Having a creative brain can often be incredibly frustrating. I have big dreams and tons of ideas running through my brain at all times. Literally, at all times! I sit at my desk and find it hard to focus during the day because my brain is wanting to create. I wake up in the middle of the night thinking about chair placement for a clients living room or a wall color that I am just craving for! So, what I like to do to relieve my creative brain is paint or sketch
Yep, something else to do, but I love it and I find it to be a calming release for me. Painting really is my therapy. I don’t even have to have wine while I paint. LOL I just like to sit and smear lots of colors together. Sometimes it turns out pretty decent and sometimes I just say “what the heck is that supposed to be?” Either way, I can always calm my nerves and my brain gets a release when I paint or sketch. I am hoping to start a new line of paintings. Lots of people like my little love birds and have requested a way to purchase them. I hope to eventually recreate some of my paintings that you will be able to purchase for your own space. Recently I was asked to paint an angel. That will be new for me, but this brain of mine already has the vision I just need to grab my brushes and find a quiet spot.

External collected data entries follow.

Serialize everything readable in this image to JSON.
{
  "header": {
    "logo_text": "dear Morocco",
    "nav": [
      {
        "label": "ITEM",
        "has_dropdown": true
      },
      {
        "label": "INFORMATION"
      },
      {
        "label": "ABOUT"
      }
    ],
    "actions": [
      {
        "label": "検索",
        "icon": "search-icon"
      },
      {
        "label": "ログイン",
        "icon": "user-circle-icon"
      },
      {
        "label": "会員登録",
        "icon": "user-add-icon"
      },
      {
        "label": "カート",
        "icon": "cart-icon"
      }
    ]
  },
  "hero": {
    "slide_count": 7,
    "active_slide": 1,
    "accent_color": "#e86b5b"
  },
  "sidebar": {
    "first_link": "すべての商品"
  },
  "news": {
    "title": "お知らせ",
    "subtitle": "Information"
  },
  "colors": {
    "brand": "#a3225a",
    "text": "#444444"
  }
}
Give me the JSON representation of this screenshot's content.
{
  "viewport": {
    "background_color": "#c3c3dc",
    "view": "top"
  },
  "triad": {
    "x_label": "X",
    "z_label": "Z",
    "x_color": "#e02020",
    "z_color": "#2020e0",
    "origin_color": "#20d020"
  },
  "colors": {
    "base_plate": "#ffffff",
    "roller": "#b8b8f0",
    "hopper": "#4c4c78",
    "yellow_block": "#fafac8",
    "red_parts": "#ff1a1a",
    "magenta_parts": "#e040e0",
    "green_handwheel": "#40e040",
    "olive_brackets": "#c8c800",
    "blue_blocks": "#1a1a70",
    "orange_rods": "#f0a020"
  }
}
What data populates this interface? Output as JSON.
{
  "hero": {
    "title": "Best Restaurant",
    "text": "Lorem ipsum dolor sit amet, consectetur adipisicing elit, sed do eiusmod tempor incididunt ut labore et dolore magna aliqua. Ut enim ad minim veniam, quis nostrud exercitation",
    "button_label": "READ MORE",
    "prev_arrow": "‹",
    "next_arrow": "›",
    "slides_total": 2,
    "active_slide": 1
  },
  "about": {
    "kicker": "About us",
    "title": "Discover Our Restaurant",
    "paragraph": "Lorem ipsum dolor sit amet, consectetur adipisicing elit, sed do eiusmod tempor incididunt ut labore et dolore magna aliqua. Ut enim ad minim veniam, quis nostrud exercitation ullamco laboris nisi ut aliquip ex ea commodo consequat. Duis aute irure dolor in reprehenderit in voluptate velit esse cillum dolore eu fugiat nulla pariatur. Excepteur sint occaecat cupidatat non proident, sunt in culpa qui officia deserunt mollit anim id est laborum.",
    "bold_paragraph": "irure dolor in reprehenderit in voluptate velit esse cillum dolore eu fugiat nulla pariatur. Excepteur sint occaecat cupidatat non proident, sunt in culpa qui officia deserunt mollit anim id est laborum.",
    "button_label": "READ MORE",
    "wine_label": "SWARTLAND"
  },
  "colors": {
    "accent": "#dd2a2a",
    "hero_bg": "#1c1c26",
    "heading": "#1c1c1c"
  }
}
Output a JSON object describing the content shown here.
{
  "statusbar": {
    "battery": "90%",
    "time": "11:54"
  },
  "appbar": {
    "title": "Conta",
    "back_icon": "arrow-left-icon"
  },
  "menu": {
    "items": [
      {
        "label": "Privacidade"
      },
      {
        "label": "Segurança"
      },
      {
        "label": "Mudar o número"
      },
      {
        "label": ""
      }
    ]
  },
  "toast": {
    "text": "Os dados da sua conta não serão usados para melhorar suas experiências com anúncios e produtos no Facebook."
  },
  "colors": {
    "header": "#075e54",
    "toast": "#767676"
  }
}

I think another reason why I am liking this blog thing is because I enjoy writing. I have always wanted to write. When I was a little girl I kept a diary and I bet I wrote in that thing every night some sort of drama, especially during my teen years. I recently found my diary when we moved. I sat down and read through some of it and thought to myself oh the things I used to stress about as a kid. Boys, parents, friends, losing my beloved pets and I even found some early drawings. I used to love to draw horses when I was a teenager, but as an adult finding the time to draw has been few and far between. You know how life just seems to happen and after college, marriage and children I have found it very difficult to find the time to write, sketch, and paint. Geezzz, no wonder my brain stays so stressed. I have so many irons in the fire. I have a day job that pays me, a family to care for, civic responsibilities, and my hobby that I am trying to switch into a money making business. My sister and I have rental property that we manage and my father is in poor health. I am spread pretty thin, but somehow I manage to get it all taken care of by remembering to just take one day at a time.
So now, with all that being said, I am forcing myself to find at least one hour a day to work on my business. I want to use this creative brain to not only make things pretty but to serve others. I want to serve the people that follow my social media outlets and people in my community that ask me things like “how do I make a wreath?” or “what color should I paint my dining room walls?” I love teaching and helping others. I hope that this blog will serve as an outlet for me to do just that, teach and inspire and help distress my creative brain. LOL I can’t promise you everything, but I can give you a little bit of something I hope you can take and use in your life or in your home.